O global está coberto de uma ténue beleza (“para que na fragmentação das pequenas coisas/ não haja espaço para perdas maiores); no entanto, várias ideias fogem ao nosso entendimento (provavelmente por falta de vontade nossa, numa era em que a necessidade do autor de captar o leitor ou vem do caos, ou não vem de todo), perdem encanto ou não transmitem nada por falta de conteúdo. Inicialmente queremos muito ser levados, depois o poema perde a graça – começamos em “Aquele que precisava de consolo seria, de nós dois (…)” blablabla, e acabamos em “(…) e já não sabemos sequer qual de nós dois seria o consolador e qual seria o consolado”. A obviedade prévia em conjunto com a incoerência de raciocínio não tem paraquedas que agarre os versos.
“E não irias poder abandonar-te”: também aqui o sujeito poético parece não ser mais do que partilha; ainda assim, “Sabia que se errasse cairia/ de uma altura menos elevada/ que das vezes prévias,/ o movimento em falso aperfeiçoado/ de uma coreografia complexa/ que era preciso ensaiar ao longo da vida”. Como se ensaia o viver, também se deve ensaiar o escrever. E nem um, nem o outro, devem ser uma estrada com princípio e fim pré-conhecidos, de percurso aborrecido.

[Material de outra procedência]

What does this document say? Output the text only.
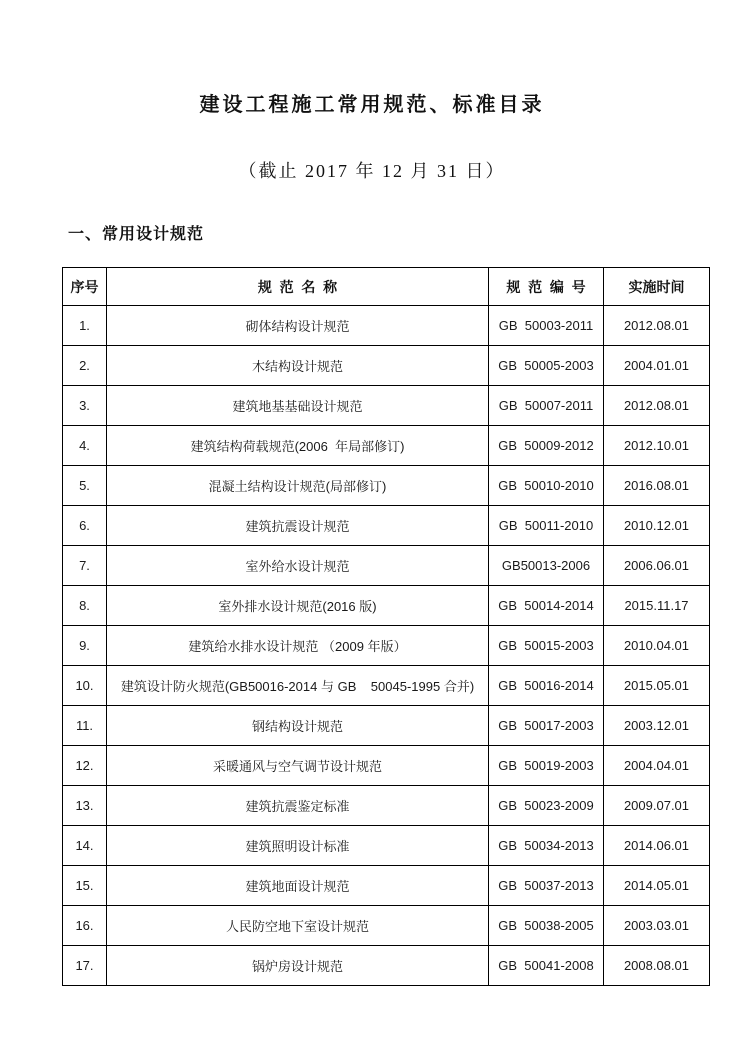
建设工程施工常用规范、标准目录
（截止 2017 年 12 月 31 日）
一、常用设计规范
序号	规  范  名  称	规  范  编  号	实施时间
1.	砌体结构设计规范	GB  50003-2011	2012.08.01
2.	木结构设计规范	GB  50005-2003	2004.01.01
3.	建筑地基基础设计规范	GB  50007-2011	2012.08.01
4.	建筑结构荷载规范(2006  年局部修订)	GB  50009-2012	2012.10.01
5.	混凝土结构设计规范(局部修订)	GB  50010-2010	2016.08.01
6.	建筑抗震设计规范	GB  50011-2010	2010.12.01
7.	室外给水设计规范	GB50013-2006	2006.06.01
8.	室外排水设计规范(2016 版)	GB  50014-2014	2015.11.17
9.	建筑给水排水设计规范 （2009 年版）	GB  50015-2003	2010.04.01
10.	建筑设计防火规范(GB50016-2014 与 GB    50045-1995 合并)	GB  50016-2014	2015.05.01
11.	钢结构设计规范	GB  50017-2003	2003.12.01
12.	采暖通风与空气调节设计规范	GB  50019-2003	2004.04.01
13.	建筑抗震鉴定标准	GB  50023-2009	2009.07.01
14.	建筑照明设计标准	GB  50034-2013	2014.06.01
15.	建筑地面设计规范	GB  50037-2013	2014.05.01
16.	人民防空地下室设计规范	GB  50038-2005	2003.03.01
17.	锅炉房设计规范	GB  50041-2008	2008.08.01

Aconselha-se a leitura de “Essas Alegrias Violentas” a quem se seduz por logorreias e a quem tem sintomas de um “nós” labiríntico de problemas do sentimento (e não do pensamento).
1 Commentário
A/O Lalma Domus utiliza uma técnica desconstrutiva com uma finalidade evidente: destruir. Essa técnica pode ser aplicada a qualquer livro de poesia independentemente da sua qualidade. É muito curioso que em 2 anos de colaboração faça as suas vítimas em poetas pouco conhecidos, apesar das inúmeras publicações de poetas consagrados O medo e o respeitinho são excelentes qualidades humanas que há que preservar. Aliás, num livro medíocre e desinteressante do Vasco Graça Moura o respeitinho mantém-se. Excelente comportamento que há que enaltecer.
As outras críticas dão-lhe obviamente prazer. Sugiro que consulte um psicanalista. Caso não acredite na psicanálise (como eu), ou porque fica cara, aconselho-lhe um bom psiquiatra.